There are currently 3 Comments comments.

  1. Paul F, Morgan February 17, 2016 10:01 am

    Unless I missed it, this is missing vital explanations the really serious legal problems: either joint owner can do anything they want with the patent w/o any sharing or accounting in the U.S., including competitively low bidding each other for licensing. Yet enforcement of patents jointly owned requires BOTH owners to be parties to the suit. [If either party refuses to join, the suit cannot proceed.]

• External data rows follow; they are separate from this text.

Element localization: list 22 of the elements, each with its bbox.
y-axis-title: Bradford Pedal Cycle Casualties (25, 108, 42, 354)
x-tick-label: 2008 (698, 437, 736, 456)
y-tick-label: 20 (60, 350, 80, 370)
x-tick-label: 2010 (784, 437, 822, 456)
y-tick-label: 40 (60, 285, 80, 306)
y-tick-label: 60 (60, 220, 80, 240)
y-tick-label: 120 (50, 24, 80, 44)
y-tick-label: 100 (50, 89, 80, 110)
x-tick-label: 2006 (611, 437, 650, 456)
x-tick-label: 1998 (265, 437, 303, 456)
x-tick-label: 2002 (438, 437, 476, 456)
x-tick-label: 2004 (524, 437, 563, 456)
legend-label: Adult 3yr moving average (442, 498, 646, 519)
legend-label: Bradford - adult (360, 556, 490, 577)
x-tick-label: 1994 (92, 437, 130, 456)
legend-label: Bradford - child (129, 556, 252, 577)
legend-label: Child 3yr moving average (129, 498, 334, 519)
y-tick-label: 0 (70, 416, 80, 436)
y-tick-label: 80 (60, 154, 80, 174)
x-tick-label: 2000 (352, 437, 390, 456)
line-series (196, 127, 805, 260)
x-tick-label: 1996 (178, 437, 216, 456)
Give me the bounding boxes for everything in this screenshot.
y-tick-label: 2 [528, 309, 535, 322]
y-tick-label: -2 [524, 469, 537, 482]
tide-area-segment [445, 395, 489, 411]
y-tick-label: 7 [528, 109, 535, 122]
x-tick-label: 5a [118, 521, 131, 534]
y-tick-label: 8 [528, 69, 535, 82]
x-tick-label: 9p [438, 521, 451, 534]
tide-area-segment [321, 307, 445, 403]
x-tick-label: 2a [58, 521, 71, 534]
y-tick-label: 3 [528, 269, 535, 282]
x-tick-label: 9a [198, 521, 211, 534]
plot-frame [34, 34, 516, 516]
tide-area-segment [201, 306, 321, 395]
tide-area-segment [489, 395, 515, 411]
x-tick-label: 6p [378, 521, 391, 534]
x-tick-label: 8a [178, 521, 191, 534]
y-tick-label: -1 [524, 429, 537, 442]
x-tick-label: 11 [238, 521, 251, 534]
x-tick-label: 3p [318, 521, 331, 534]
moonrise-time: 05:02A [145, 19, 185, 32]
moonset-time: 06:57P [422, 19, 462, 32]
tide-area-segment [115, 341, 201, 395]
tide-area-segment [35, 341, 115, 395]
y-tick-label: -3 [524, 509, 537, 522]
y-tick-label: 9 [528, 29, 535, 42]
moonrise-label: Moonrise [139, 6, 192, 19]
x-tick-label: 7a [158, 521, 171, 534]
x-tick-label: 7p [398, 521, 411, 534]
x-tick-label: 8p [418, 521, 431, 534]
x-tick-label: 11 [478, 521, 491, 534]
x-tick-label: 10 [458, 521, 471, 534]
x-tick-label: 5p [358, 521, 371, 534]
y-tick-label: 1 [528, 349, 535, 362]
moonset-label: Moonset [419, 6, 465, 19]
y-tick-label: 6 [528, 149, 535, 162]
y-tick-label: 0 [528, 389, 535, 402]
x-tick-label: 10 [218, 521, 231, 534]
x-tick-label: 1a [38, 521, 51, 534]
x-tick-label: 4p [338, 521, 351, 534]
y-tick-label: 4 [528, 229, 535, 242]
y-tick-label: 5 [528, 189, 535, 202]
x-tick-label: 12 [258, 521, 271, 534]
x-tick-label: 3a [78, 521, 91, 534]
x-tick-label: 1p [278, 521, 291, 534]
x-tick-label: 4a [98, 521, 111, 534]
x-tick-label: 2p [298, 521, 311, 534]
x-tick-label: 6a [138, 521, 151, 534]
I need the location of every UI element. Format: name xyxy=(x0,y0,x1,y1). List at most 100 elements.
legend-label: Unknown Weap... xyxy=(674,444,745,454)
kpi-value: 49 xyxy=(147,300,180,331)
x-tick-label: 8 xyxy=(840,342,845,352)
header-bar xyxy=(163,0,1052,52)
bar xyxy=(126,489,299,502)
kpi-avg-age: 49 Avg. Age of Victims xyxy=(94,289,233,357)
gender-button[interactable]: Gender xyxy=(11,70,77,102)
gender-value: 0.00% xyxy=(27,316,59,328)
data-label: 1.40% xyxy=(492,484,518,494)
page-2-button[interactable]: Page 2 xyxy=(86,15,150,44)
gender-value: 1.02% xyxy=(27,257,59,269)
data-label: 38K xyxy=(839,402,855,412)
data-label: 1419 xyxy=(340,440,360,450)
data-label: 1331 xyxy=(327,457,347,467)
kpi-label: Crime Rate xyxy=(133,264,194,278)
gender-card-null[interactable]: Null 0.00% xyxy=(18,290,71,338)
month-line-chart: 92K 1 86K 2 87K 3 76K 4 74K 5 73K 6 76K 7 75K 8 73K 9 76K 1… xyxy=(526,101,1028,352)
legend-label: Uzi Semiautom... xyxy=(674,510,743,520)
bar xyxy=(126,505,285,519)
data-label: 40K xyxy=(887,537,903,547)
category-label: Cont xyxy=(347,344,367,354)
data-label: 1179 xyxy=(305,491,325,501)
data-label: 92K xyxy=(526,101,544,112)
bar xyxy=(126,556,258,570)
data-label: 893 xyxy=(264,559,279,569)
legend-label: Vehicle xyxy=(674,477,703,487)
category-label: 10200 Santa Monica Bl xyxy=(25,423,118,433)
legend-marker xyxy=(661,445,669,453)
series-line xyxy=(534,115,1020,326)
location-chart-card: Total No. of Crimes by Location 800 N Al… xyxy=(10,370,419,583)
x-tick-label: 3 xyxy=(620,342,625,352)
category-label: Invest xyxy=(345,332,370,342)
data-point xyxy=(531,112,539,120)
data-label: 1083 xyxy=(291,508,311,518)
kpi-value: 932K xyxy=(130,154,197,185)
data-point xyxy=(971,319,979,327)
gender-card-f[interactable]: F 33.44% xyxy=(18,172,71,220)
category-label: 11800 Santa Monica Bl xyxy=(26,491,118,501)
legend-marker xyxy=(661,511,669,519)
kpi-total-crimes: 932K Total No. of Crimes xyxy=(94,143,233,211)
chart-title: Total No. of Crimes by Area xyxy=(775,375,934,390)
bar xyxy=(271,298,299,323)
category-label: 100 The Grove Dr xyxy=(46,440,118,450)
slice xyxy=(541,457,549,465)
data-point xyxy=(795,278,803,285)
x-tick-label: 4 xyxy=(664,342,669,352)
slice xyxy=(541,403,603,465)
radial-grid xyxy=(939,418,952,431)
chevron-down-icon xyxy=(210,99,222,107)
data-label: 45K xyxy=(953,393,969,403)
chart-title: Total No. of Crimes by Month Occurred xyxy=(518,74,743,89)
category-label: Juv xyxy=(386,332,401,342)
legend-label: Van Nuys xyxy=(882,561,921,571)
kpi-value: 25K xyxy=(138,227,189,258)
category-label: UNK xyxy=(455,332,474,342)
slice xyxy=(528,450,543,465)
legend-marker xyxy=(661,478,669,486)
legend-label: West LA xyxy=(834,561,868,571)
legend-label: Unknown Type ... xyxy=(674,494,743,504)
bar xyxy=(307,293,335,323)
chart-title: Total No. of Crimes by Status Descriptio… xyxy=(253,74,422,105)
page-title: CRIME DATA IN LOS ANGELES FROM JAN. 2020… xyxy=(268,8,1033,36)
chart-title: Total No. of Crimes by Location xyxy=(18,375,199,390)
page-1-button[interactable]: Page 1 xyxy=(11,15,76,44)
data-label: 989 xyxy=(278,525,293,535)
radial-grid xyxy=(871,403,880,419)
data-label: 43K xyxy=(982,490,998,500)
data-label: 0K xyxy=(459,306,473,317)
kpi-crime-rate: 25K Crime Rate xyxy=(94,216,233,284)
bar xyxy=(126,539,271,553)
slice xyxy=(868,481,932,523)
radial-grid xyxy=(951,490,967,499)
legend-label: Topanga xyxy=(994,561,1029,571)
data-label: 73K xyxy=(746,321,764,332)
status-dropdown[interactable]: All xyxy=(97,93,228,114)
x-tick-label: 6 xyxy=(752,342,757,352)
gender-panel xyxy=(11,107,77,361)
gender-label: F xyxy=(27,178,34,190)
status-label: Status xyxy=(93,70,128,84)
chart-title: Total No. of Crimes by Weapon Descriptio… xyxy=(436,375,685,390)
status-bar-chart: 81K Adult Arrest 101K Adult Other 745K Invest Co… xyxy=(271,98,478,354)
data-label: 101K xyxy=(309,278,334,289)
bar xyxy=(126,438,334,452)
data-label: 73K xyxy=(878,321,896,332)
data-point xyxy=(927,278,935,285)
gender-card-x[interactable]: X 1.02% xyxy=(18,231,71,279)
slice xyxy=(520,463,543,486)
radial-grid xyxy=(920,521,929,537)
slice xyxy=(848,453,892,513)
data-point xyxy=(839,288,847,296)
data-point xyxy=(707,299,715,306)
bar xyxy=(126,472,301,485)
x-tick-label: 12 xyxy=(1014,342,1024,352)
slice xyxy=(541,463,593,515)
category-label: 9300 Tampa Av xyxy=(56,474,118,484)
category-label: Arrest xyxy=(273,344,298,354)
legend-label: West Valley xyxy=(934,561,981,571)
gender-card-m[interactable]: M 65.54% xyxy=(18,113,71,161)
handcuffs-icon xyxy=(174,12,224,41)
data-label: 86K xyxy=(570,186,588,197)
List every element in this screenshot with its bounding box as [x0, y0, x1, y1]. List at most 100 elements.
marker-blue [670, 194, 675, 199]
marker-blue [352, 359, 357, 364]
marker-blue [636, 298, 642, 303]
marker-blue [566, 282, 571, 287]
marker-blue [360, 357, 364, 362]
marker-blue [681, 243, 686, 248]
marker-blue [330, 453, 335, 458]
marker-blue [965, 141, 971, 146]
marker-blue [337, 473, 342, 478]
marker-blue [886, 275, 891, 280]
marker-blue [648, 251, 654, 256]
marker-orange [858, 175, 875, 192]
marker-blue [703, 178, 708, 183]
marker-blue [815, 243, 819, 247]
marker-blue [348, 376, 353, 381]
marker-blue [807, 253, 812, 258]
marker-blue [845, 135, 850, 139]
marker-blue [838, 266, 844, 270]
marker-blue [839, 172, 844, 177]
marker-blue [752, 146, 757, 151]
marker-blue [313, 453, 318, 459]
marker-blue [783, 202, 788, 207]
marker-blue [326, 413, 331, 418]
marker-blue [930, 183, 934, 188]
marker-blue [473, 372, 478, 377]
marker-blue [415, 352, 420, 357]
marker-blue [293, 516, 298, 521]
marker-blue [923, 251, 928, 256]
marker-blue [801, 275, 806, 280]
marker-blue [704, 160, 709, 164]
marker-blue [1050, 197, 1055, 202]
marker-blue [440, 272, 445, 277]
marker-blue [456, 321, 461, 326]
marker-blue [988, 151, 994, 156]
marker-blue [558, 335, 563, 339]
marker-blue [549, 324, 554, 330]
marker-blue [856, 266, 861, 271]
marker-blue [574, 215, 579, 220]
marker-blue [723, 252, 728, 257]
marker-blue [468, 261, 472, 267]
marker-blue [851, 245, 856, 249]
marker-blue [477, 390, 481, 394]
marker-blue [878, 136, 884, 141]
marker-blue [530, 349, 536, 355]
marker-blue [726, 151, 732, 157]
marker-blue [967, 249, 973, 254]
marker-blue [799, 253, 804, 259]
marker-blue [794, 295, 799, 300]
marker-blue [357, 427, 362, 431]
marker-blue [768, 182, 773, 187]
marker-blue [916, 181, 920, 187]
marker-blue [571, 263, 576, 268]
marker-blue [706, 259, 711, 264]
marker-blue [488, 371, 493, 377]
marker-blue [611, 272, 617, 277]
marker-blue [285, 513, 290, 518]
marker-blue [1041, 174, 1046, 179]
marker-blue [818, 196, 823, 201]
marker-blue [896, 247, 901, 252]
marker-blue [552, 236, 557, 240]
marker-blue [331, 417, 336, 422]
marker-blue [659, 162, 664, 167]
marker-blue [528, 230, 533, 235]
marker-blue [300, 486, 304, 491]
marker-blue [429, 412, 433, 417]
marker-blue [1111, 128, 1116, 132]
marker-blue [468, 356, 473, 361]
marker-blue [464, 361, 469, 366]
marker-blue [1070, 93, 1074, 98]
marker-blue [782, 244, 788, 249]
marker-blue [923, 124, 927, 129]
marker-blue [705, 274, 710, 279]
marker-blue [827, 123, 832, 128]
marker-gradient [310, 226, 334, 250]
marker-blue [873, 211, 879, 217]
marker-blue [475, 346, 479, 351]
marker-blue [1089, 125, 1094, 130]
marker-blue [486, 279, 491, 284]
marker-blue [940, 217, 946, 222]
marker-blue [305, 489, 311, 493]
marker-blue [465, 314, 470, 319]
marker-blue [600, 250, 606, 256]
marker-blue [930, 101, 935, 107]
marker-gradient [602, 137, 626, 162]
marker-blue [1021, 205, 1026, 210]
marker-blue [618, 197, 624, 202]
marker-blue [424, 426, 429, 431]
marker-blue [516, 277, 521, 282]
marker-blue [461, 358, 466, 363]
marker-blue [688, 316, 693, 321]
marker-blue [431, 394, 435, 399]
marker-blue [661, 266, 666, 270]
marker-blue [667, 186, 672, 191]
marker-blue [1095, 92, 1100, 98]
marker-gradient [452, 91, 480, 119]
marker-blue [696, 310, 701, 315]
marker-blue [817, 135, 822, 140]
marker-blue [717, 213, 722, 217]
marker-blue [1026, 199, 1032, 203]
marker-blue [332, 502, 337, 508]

  2. Paul F, Morgan February 17, 2016 10:14 am

    Another problem with joint ownership of inventions: Potential alleged conflicts of interest and client representation in PTO prosecution decisions, which could even lead to malpractice accusations.
    P.S. There are many good points made in this article. It is an important topic because these issues are amazingly often ignored by University an corporate contract administrators. That has gone on for a long time, E.g. “Joint Ownership” of Inventions, Patents or Copyrights – A Legal mess to Avoid” December 1997 AUTM Newsletter [The Association of University Technology Managers.]

  3. Frank Sudia February 20, 2016 10:05 am

    Presumably the above agreements at least get you past the non common obviousness problem, but what about inter dependence? If co1 owns a core idea & co2 owns the good improvement, you’re back to a total mess again.